The report’s careful tracking is rare. In California, the state’s Auditor recently rebuked an interagency council for its failure to track statewide expenditures on homelessness. And ECOnorthwest’s search for comparable data in academic and professional literature turned up few examples. New York City is an exception given the region’s multi-decade challenge with the issue and unique right-to-shelter law. The city’s spending on homelessness reached $3.5 billion in FY 2023—or $429 per resident population. By comparison, tri-county Portland’s FY 2023 spending equates to $295 per capita.
Like last year’s edition, the report details spending across key uses, including temporary shelter, housing placement, supportive housing, and outreach and navigation services. Temporary shelter and services to the unsheltered, called “safety on and off the streets,” comprised the largest categorical expenditure at $225 million or 42 percent of the spending. The next two largest categories were housing placement (e.g., rental subsidies) and supportive housing (e.g., rental subsidies plus supportive services) at $137 million and $118 million, respectively.

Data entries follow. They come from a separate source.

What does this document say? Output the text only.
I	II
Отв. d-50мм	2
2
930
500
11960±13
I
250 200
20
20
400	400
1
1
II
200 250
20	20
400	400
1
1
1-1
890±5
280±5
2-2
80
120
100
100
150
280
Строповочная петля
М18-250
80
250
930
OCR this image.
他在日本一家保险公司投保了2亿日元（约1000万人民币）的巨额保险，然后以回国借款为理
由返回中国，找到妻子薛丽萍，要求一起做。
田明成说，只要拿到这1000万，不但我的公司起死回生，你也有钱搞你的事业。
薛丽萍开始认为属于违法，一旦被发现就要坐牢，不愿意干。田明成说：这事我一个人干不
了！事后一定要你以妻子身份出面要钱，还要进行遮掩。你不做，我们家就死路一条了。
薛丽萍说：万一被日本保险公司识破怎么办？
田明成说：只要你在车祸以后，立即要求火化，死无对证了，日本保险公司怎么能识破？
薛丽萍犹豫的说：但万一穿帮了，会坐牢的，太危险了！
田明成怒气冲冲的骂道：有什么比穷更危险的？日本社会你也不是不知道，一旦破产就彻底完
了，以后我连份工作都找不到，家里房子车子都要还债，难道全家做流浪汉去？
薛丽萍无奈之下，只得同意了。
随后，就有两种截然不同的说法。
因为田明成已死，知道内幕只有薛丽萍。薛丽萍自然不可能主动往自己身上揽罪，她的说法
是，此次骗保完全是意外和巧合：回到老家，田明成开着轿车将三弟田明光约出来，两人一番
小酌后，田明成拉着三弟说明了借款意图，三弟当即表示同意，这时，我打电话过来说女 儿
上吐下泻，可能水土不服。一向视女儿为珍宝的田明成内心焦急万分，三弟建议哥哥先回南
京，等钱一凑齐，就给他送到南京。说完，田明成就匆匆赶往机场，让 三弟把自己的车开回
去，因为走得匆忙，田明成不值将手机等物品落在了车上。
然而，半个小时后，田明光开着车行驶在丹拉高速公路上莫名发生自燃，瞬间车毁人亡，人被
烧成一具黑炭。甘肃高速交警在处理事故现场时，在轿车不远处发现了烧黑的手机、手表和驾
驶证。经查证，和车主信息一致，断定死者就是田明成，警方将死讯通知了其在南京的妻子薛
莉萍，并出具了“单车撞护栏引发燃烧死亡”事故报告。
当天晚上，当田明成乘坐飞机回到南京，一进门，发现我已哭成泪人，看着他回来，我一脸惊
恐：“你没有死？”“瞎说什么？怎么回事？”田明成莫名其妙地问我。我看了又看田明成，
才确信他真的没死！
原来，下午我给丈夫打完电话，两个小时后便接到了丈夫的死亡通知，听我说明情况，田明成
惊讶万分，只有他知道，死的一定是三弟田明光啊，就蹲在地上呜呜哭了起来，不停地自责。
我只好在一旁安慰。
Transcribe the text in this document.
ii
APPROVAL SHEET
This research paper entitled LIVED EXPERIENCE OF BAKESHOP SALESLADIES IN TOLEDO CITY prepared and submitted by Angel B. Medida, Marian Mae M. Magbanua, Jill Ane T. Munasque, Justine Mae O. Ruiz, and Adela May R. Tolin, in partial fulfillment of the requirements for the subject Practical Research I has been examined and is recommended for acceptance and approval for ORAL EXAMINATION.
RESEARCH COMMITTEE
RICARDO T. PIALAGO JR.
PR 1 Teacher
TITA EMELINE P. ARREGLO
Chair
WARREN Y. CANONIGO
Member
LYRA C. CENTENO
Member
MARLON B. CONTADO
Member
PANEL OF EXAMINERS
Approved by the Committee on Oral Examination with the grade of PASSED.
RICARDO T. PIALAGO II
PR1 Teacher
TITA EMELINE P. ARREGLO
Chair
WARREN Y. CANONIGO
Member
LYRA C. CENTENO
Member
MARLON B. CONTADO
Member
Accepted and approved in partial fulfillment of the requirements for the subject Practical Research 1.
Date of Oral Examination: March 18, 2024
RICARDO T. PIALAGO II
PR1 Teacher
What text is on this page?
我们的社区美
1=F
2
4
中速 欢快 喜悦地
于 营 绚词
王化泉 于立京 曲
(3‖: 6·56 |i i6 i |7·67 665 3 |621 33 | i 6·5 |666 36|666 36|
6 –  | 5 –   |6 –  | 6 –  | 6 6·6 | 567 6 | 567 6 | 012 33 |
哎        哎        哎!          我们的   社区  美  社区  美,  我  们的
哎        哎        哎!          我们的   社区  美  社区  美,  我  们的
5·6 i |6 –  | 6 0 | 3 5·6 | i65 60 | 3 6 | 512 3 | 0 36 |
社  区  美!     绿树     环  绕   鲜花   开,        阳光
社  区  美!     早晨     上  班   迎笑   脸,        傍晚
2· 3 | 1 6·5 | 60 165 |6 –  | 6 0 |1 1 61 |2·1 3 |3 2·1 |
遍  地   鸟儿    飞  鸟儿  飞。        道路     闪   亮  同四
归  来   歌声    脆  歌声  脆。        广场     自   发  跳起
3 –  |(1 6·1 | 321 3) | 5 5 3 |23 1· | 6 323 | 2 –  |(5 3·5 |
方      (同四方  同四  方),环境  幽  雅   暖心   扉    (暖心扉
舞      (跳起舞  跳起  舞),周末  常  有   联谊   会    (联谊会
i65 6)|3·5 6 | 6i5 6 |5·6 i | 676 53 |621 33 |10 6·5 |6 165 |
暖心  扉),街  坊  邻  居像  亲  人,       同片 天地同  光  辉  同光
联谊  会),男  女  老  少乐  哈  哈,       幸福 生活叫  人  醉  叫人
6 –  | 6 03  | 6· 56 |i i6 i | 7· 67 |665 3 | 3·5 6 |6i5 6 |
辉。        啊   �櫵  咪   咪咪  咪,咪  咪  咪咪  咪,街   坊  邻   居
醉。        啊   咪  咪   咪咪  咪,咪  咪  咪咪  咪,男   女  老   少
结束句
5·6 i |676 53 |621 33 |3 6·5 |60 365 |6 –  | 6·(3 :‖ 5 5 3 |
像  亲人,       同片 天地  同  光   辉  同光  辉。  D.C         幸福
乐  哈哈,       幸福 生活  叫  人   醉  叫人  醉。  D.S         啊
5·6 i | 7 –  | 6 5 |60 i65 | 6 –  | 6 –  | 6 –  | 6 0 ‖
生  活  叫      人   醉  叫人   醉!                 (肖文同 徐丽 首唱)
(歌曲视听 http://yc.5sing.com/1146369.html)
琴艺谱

The federal government was the largest funder at $198 million between its traditional appropriations—mostly issued by the U.S. Department of Housing and Urban Development—and one-time monies from the American Rescue Plan Act (ARPA). Spending from the regional SHS reached $144 million—up from $52 million in FY 2022.
More change is on the horizon. Next year’s report, the last in the series, will show a sharp decline in ARPA funding and continued growth in SHS spending. Also coming online will be state-funded interventions that were approved by the 2023 Legislature but that, for the most part, did not reach agencies before the end of the fiscal year.
As this privately funded effort ends, HSI’s Wieber hopes regional governments will continue the tracking work. “With this project, tri-county Portland has important information that most other regions don’t. You can’t marshal an effective response to homelessness without knowing what you’re spending. This work needs to continue.”